TDI and TDII are attributed to various mutations in FGFR3 (Figure 4). The most frequent (75%) TDI missense mutations introduce a cysteine residue in the extracellular (p.Arg248Cys, p.Ser249Cys) or transmembrane (p.Tyr373Cys, p.Gly370Cys) domain of the receptor. Less commonly, mutations that introduce a stop codon (p.X807Ser, X807Arg, X807Cys) have been observed in 20% of case of TDI (Rousseau et al., 1995). TDII results from a FGFR3 mutation (p.Lys650Glu) localized in the tyrosine kinase domain of the receptor. Both TDI and TDII mutations result in ligand-independent constitutive activation of the receptor (Naski et al., 1996); however, only the TDII mutation impedes complete maturation of FGFR3 and induces premature phosphorylation of the receptor (Lievens and Liboi, 2003; Gibbs and Legeai-Mallet, 2007). Analysis of downstream signaling showed that the TDI mutation strongly activates ERK1/2 and STAT1 (Legeai-Mallet et al., 2004; Krejci et al., 2008). Mouse models expressing TDI and TDII mutations all display a severe dwarf phenotype (Li et al., 1999; Iwata et al., 2001; Pannier et al., 2009b).

Hypochondroplasia

Hypochondroplasia (Hch) is a relatively mild form of dwarfism that shares many phenotypic features with Ach. Most cases of Hch develop as de novo mutations in the FGFR3 gene, but in some cases there is a positive family history for this condition. In the sporadic cases, the diagnosis of this milder form of dwarfism is frequently not made at birth but later during childhood when an inflection in the growth curve is observed. Hch is caused by the FGFR3 missense mutation, p.Asn540Lys, localized in tyrosine kinase domain I and is the most common Hch mutation, occurring in ~60% of cases (Figure 4). Other less common missense mutations have been identified in the tyrosine kinase domain II of FGFR3 (e.g. p.Lys650Asn) (Bellus et al., 1995; Tavormina et al., 1995; Bonaventure et al., 1996; Bellus et al., 2000) and in the extracellular domain (Heuertz et al., 2006). In vitro analyses of the p.Lys650Asn mutation showed weak activation of the FGFR3 kinase domain (Lievens et al., 2004; Gibbs and Legeai-Mallet, 2007). Analysis of the p.Asn540Lys mutation showed activation of ERK1/2 but not STAT1 (Krejci et al., 2008).
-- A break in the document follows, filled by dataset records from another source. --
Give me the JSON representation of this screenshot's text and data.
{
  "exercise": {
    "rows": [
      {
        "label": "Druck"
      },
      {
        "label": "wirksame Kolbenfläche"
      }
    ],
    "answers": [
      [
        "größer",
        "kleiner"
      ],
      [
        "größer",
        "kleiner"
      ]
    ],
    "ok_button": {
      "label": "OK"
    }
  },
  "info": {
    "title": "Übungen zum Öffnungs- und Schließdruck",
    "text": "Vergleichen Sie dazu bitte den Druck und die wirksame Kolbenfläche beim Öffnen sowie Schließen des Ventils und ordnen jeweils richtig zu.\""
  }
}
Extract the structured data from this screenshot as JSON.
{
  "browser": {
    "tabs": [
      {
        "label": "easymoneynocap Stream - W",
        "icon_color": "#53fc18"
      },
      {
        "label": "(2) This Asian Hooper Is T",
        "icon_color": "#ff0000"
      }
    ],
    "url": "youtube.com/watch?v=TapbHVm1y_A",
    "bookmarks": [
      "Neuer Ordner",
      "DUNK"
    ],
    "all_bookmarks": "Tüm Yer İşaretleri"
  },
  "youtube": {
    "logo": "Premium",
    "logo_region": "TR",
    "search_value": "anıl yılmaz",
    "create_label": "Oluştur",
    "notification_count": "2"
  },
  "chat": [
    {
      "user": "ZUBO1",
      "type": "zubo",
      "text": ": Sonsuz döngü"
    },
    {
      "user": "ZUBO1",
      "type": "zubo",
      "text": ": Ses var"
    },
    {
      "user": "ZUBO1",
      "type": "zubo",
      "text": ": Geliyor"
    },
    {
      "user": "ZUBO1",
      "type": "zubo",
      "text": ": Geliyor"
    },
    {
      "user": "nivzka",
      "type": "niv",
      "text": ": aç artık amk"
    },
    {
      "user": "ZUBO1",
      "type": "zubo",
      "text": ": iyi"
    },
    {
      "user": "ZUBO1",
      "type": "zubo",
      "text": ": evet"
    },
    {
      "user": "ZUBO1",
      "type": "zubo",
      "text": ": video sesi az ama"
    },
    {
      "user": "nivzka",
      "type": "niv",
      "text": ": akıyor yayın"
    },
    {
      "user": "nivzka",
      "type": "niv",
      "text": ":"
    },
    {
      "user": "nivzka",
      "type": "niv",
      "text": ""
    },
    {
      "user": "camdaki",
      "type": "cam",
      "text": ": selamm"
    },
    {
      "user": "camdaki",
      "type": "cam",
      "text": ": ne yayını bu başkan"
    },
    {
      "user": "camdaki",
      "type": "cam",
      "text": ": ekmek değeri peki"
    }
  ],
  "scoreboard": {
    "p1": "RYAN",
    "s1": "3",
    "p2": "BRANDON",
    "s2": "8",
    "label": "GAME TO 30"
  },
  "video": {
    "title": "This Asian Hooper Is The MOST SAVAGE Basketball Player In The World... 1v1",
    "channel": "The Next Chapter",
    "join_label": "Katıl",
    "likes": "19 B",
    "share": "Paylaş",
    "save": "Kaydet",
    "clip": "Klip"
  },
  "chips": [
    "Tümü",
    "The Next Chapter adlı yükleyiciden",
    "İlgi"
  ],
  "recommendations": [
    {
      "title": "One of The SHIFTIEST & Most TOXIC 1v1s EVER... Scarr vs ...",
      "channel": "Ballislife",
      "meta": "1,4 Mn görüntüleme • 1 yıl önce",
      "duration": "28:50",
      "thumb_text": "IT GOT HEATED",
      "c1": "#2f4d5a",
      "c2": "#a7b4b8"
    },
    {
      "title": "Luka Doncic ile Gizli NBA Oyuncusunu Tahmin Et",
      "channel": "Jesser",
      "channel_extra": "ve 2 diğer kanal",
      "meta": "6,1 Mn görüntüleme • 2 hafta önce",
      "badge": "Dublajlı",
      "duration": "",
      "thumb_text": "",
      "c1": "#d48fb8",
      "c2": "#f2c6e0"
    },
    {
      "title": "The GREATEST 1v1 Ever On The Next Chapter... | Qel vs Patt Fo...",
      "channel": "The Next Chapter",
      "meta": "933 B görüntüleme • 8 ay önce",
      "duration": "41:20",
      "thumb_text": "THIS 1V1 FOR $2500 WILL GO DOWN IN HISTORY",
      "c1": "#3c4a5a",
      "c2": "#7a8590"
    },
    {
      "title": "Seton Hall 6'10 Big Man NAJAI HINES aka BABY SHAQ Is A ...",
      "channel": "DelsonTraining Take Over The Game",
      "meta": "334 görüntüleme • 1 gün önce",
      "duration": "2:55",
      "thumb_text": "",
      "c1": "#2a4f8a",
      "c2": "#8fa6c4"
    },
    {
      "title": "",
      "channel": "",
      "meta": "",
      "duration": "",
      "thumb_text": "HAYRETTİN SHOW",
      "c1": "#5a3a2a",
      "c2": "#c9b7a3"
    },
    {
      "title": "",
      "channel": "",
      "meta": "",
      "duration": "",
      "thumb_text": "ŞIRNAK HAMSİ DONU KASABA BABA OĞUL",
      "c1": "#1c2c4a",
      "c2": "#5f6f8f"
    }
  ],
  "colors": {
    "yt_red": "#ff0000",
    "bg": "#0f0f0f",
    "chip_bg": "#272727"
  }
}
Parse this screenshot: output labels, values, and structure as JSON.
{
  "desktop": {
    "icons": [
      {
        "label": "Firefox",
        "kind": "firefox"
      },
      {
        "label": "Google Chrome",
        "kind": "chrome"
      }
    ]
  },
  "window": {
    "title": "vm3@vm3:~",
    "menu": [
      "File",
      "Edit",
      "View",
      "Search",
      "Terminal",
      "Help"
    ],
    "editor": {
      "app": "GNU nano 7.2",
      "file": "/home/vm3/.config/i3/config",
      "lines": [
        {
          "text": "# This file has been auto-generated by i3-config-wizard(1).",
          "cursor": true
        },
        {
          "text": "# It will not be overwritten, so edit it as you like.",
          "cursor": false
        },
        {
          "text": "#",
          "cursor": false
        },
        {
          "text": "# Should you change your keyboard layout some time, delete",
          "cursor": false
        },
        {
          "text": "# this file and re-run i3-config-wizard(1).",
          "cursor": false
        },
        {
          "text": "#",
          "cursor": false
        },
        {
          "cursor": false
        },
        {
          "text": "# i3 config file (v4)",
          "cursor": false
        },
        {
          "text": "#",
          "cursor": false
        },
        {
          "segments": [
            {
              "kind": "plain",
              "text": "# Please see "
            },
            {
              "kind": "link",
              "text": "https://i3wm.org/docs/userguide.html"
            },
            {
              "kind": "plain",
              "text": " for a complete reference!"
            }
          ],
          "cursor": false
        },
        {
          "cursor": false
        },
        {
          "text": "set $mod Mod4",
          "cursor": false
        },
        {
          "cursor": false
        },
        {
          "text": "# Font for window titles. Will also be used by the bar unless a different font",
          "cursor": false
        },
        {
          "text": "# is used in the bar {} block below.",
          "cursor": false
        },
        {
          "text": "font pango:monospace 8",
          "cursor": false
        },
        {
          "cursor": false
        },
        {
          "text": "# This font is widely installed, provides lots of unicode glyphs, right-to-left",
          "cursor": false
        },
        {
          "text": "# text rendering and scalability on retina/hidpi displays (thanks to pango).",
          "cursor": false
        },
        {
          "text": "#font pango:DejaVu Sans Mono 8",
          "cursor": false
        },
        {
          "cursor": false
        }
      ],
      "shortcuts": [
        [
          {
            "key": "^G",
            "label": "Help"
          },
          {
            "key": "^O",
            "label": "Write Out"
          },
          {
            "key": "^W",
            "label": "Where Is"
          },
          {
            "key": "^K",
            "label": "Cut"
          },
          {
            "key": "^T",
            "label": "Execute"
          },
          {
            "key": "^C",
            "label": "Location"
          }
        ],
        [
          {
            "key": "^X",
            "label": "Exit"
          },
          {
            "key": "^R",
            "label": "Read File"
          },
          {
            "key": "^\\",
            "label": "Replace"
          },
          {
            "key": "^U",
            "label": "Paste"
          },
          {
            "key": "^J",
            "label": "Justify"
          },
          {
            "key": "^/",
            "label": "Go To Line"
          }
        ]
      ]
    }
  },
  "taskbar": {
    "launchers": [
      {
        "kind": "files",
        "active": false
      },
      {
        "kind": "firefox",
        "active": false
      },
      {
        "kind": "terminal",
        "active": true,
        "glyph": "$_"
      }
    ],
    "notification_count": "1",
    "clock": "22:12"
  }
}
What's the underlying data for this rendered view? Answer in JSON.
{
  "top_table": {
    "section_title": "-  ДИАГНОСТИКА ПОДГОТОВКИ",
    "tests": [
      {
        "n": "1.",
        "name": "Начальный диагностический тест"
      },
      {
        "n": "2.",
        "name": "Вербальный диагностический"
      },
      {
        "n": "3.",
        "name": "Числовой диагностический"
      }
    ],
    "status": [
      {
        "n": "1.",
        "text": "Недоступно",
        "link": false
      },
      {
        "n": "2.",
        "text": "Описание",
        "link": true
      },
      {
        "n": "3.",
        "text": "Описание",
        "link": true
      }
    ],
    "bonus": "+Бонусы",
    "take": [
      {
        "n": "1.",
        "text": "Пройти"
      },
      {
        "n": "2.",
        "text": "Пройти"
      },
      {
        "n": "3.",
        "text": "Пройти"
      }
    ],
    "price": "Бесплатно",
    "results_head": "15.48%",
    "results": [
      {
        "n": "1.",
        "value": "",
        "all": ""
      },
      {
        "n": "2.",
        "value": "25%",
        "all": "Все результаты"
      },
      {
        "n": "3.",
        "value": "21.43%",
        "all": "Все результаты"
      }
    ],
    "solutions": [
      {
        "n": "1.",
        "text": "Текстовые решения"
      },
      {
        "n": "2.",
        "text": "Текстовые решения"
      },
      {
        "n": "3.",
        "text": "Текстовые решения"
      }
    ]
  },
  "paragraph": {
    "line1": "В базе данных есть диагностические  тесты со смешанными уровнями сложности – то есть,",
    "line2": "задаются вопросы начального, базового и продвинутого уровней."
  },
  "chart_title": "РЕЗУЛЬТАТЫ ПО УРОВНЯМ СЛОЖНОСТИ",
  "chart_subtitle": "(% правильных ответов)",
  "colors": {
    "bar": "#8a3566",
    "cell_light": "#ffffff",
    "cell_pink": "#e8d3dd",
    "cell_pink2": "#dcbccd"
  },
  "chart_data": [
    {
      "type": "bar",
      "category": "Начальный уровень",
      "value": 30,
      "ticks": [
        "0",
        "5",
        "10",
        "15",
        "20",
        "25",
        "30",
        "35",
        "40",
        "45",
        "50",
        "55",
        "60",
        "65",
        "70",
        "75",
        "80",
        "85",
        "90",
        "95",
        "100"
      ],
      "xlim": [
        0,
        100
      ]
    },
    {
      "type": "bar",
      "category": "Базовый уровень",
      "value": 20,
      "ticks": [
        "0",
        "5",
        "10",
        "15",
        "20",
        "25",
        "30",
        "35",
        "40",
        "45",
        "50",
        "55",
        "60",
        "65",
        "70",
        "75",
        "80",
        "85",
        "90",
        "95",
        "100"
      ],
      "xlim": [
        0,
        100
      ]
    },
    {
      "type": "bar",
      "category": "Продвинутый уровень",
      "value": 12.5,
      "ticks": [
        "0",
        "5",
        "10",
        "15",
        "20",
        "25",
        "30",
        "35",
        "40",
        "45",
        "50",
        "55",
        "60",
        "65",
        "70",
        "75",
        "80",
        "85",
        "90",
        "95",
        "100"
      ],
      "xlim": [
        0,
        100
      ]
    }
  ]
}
SADDAN syndrome and Platyspondylic lethal skeletal dysplasia, San Diego type (PLSD-SD)

Severe Achondroplasia with Developmental Delay and Acanthosis Nigricans (SADDAN) and Platyspondylic Lethal Skeletal Dysplasia, San Diego Type (PLSD-SD) are very rare lethal chondrodysplasias that are accompanied by acanthosis nigricans (hyperpigmentation and thickening of the skin), and brain malformations. These syndromes and classical TDI are all caused by a p.Lys650Met mutation in FGFR3 (Figure 4) (Bellus et al., 1999; Brodie et al., 1999; Tavormina et al., 1999; Farmakis et al., 2015). Analysis of the p.Lys650Met mutation showed strong activation of ERK1/2 and STAT1 (Krejci et al., 2008). A mouse model expressing the SADDAN mutation displays a phenotype similar to the human pathology in SADDAN syndrome (Iwata et al., 2001).

Proportionate short stature

A dominant mutation (p.Met528Ile) that causes proportionate short stature (PSS) was identified in FGFR3 (Figure 4) (Kant et al., 2015). Functional studies suggest that this mutation is activating, similar to that of the p.Gly380Arg mutation that causes Ach; however, the mechanisms that determine proportionate vs. rhizomelic limb shortening are not known.

Patients with tall stature

Rare pathogenic FGFR3 mutations cause tall stature. CATSHL (camptodactyly, tall stature, and hearing loss) syndrome results from a dominant FGFR3 loss of function mutation (p.Arg621His) (Figure 4). These patients are characterized by skeletal overgrowth, sensorineural hearing loss and microcephaly (Toydemir et al., 2006; Makrythanasis et al., 2014; Escobar et al., 2016). It is hypothesized that this mutation results in loss of function or expression of a dominant negative protein. A rare recessive FGFR3 loss of function mutation (p.Thr546Lys) was also reported in patients that exhibited tall stature, microcephaly, moderate hearing loss and intellectual disability (Makrythanasis et al., 2014).

These phenotypes are consitent with those of mice that lack Fgfr3, which show skeletal overgrowth (Colvin et al., 1996; Deng et al., 1996; Eswarakumar and Schlessinger, 2007) and deafness (Colvin et al., 1996), and sheep with a recessive mutation in FGFR3 (p.Val700Glu) that results in spider lamb syndrome (SLS), characterized by long limbs, kyphoscoliosis, malformed ribs and sternebrae, Roman nose, lack of body fat, and muscular atrophy (Beever et al., 2006). Heterozygous sheep with this mutation show mild increased skeletal growth (Smith et al., 2006).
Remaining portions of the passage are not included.